I’m not going to go through those again. But I did want you to see that some of the fractures, like S72, actually has 16 options, including whether the fracture is open or closed. So, you really have to read all of those seventh character descriptions before you select your final code. The Gustilo Open Fracture Classification, we’re going to look at on the next slide. It actually uses the amount of energy that caused that break, the extent of the soft tissue that accompanies that breaks, and how much it is contaminated because of coming through the skin. Any time you have a progression from grade 1 to grade 3C in your classification, it implies a higher degree of energy is involved in the injury, therefore, you’ve got more soft tissue and bone damage and a much high potential for complications. And, recognize that the great 3C, which is your highest classification fracture, implies vascular or blood vessel injury as well.
Very serious injuries. And here is the Gustilo, again, I mentioned a few slides ago, print these out, put them in your notebook so that you have something to refer to. This is not – I didn’t find it in a codebook. I found this online by googling Gustilo Open Fracture Classification. But, it may be in the codebook and I just missed it. So, if you find it, let me know, and I’ll put references there for future classes.
Also remember that pathological fractures can be due to cancers, to neoplasms. If the focus of treatment is the fracture, then you’re going to use a fracture code. In this case, it is M84.5, fracture due to neoplasm. Followed by the code for the neoplasm. But if your focus of treatment is the malignancy itself with an associated fracture, you’re going to code the cancer diagnosis first, then the M84.5 as the secondary diagnosis. This is a coding guideline that often comes up when you’re coding malignancies because of how common it is for the patient to have breaks, or fractures, because the bones we can typically bring – excuse me – bone cancer.

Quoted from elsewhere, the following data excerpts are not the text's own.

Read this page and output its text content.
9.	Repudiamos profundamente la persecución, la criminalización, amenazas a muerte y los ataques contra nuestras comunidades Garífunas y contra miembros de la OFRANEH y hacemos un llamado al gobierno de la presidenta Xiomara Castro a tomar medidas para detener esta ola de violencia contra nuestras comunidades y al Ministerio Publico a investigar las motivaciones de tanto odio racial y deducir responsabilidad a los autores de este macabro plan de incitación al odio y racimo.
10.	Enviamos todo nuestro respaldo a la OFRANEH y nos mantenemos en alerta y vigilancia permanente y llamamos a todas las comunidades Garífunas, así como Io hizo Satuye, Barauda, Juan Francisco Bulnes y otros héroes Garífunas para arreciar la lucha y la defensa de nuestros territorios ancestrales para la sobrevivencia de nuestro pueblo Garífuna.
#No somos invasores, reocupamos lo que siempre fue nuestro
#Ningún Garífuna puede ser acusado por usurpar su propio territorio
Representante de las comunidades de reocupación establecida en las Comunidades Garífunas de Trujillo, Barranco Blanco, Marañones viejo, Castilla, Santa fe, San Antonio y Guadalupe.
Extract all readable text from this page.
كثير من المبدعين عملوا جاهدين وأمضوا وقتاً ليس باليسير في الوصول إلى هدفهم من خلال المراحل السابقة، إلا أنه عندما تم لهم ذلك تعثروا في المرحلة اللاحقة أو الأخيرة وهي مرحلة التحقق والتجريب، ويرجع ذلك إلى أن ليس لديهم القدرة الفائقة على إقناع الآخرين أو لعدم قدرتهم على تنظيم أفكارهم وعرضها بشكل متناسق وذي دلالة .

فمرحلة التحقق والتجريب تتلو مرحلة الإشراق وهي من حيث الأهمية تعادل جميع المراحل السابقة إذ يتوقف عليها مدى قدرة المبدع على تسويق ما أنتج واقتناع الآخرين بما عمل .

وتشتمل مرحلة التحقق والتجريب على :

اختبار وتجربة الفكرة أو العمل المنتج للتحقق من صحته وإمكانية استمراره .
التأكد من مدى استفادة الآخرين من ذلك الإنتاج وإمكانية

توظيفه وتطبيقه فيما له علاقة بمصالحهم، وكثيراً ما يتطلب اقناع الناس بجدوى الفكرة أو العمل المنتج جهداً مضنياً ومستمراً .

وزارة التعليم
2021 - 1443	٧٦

A few more rules about coding. Fractures that are spontaneous, or the physician has documented spontaneous fracture health too, you know that those are pathological fractures. And you should never code a traumatic fracture and a pathological fracture on the same bone. Either one or the other. If the documentation isn’t clear, it is appropriate to query the provider to find out if you are dealing with a traumatic fracture, or a pathological fracture.
Okay, a lot of review there. But it’s important for this chapter, especially, to go over those things.